Sophos Firewall - Check the health status of the SSD

Sophos Firewall

A Sophos Firewall uses an SSD in the background to store logs, reports, quarantine data and system data. Like every SSD, this disk has a limited number of write cycles. Especially on firewalls with heavy logging, it is worth checking the health status of the SSD from time to time.

The SMART value for SSD endurance can be read from the Advanced Shell. This value indicates how much of the expected SSD lifetime has already been used.

Read SSD endurance via SSH

Log in to the Sophos Firewall via SSH and open the Advanced Shell.

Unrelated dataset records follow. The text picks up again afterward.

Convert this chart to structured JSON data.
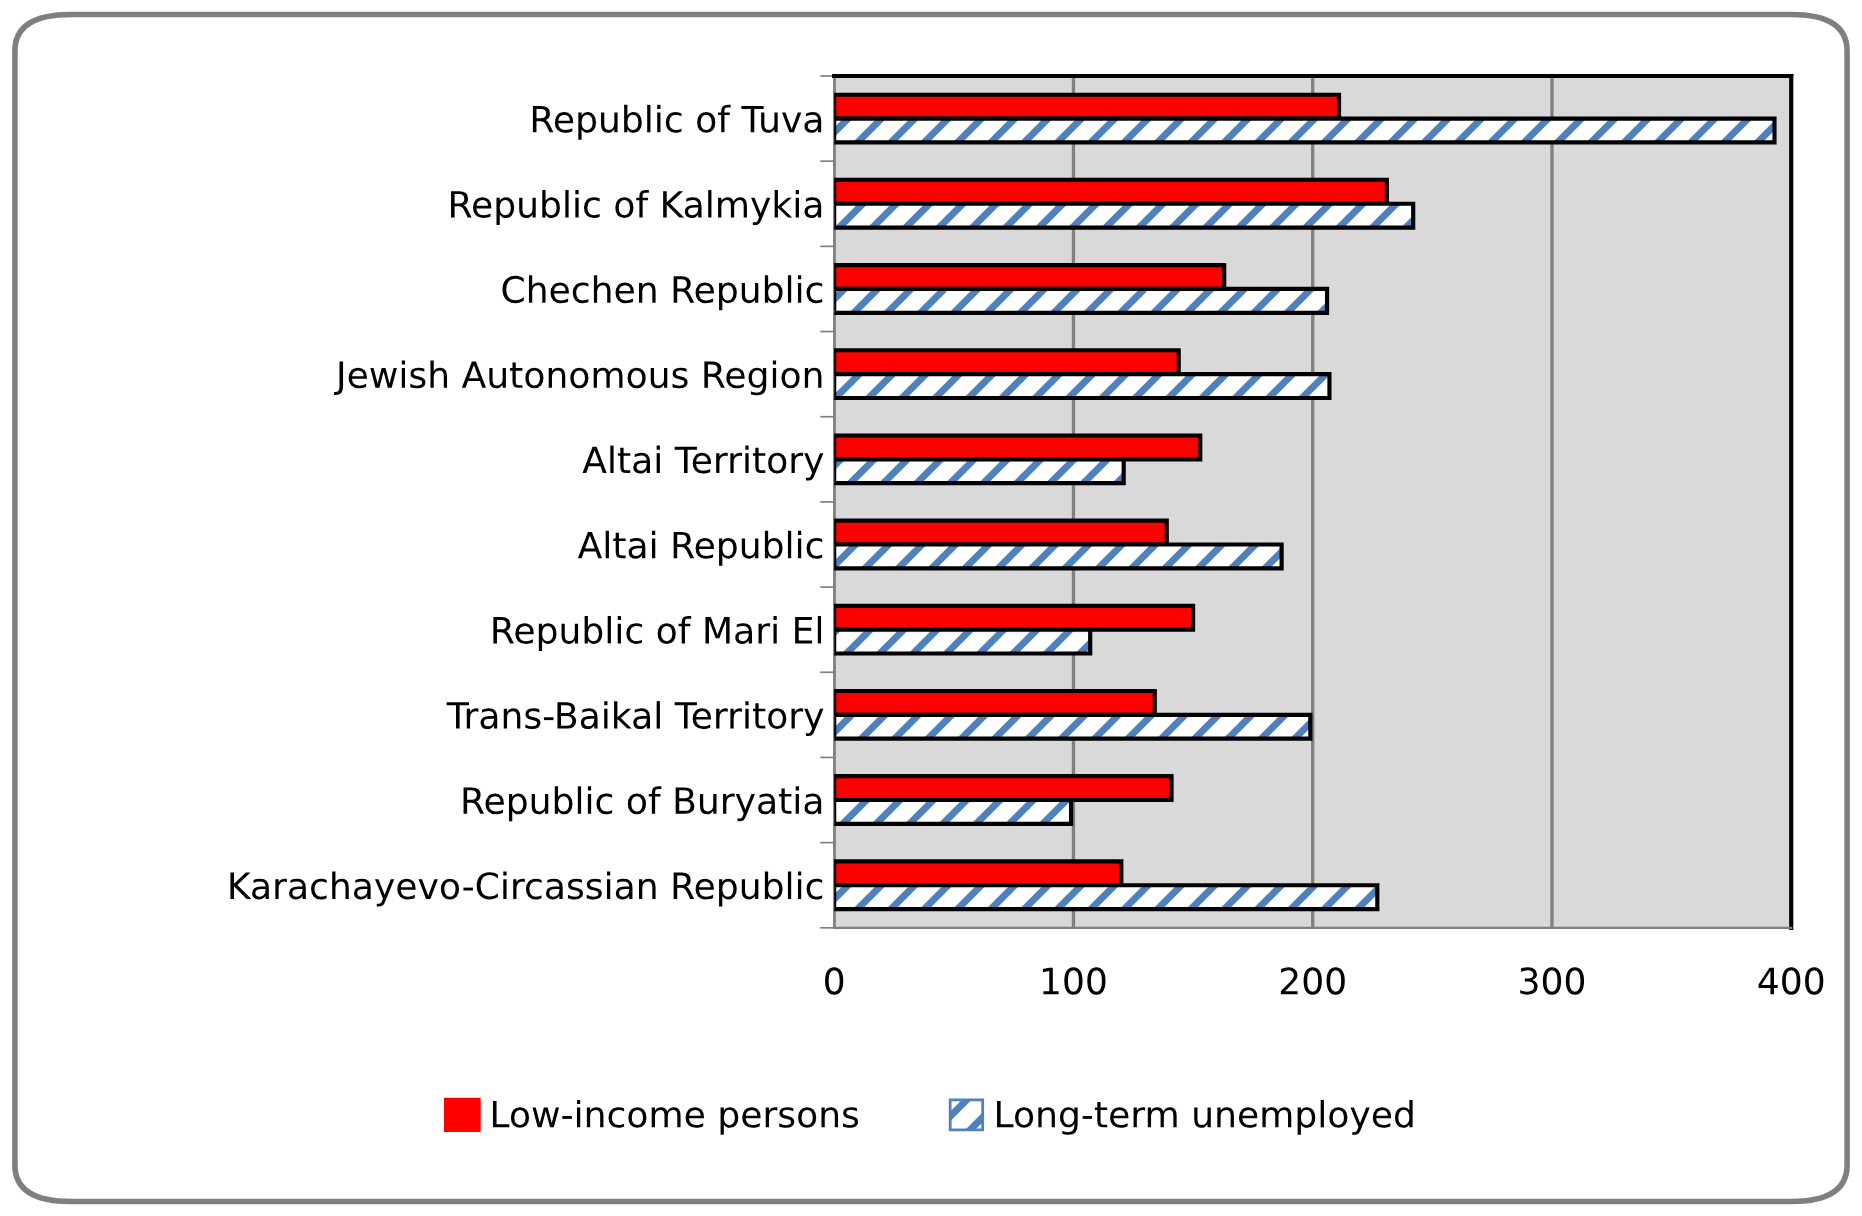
{
  "chart_data": {
    "type": "bar",
    "orientation": "horizontal",
    "categories": [
      "Republic of Tuva",
      "Republic of Kalmykia",
      "Chechen Republic",
      "Jewish Autonomous Region",
      "Altai Territory",
      "Altai Republic",
      "Republic of Mari El",
      "Trans-Baikal Territory",
      "Republic of Buryatia",
      "Karachayevo-Circassian Republic"
    ],
    "series": [
      {
        "name": "Low-income persons",
        "color": "#ff0000",
        "values": [
          211,
          231,
          163,
          144,
          153,
          139,
          150,
          134,
          141,
          120
        ]
      },
      {
        "name": "Long-term unemployed",
        "color": "#4f81bd",
        "values": [
          393,
          242,
          206,
          207,
          121,
          187,
          107,
          199,
          99,
          227
        ]
      }
    ],
    "xlim": [
      0,
      400
    ],
    "xticks": [
      0,
      100,
      200,
      300,
      400
    ],
    "grid": "x",
    "legend": "bottom"
  }
}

Then run the following command:

smartctl -x /dev/sda | grep Endurance

The command reads the SMART information from the SSD and filters the output for the endurance value.

Sophos Firewall Advanced Shell showing smartctl output for the SSD endurance value
Sophos Firewall - check SSD endurance with smartctl

In the output, the value before Percentage Used Endurance Indicator is the important part. In the screenshot, this value is 1. That is not critical and means that the SSD has barely been used.

Interpret the value correctly

A low value is generally good. If the value rises significantly, you should monitor the appliance more closely and plan a replacement in good time. At the latest when the value approaches 80 or higher, we recommend opening a support ticket and having the hardware checked.

Important: SMART values are not always standardised in the same way by every SSD manufacturer. The value is therefore not an absolute guarantee that a disk will fail soon, but it is a useful early indicator. If an SSD fails, this can lead to data loss, for example local logs, reports, mail queue or quarantine data.

Check HA clusters

If the Sophos Firewall runs in an HA cluster, the command must be executed on both nodes. Each node has its own SSD, and the disk health is not synchronised between the appliances.

If the command returns no output

If the command does not return a line containing Endurance, first display the SMART output without the filter:

smartctl -x /dev/sda

Look for entries such as Endurance or Percentage Used in the output. If you are unsure how to interpret the value, the output should be checked with Sophos Support.

Do not replace the SSD without support

Even if it may technically be possible to replace a defective SSD and reinstall the appliance, you should not do this without consulting Sophos. Opening or modifying the hardware can affect support and warranty.

A Sophos Firewall includes a standard one-year manufacturer warranty from the date of purchase. With a suitable Enhanced Support licence, the warranty can be extended to a maximum of 5 years. We explain this in more detail in the article How long is my Sophos hardware warranty?.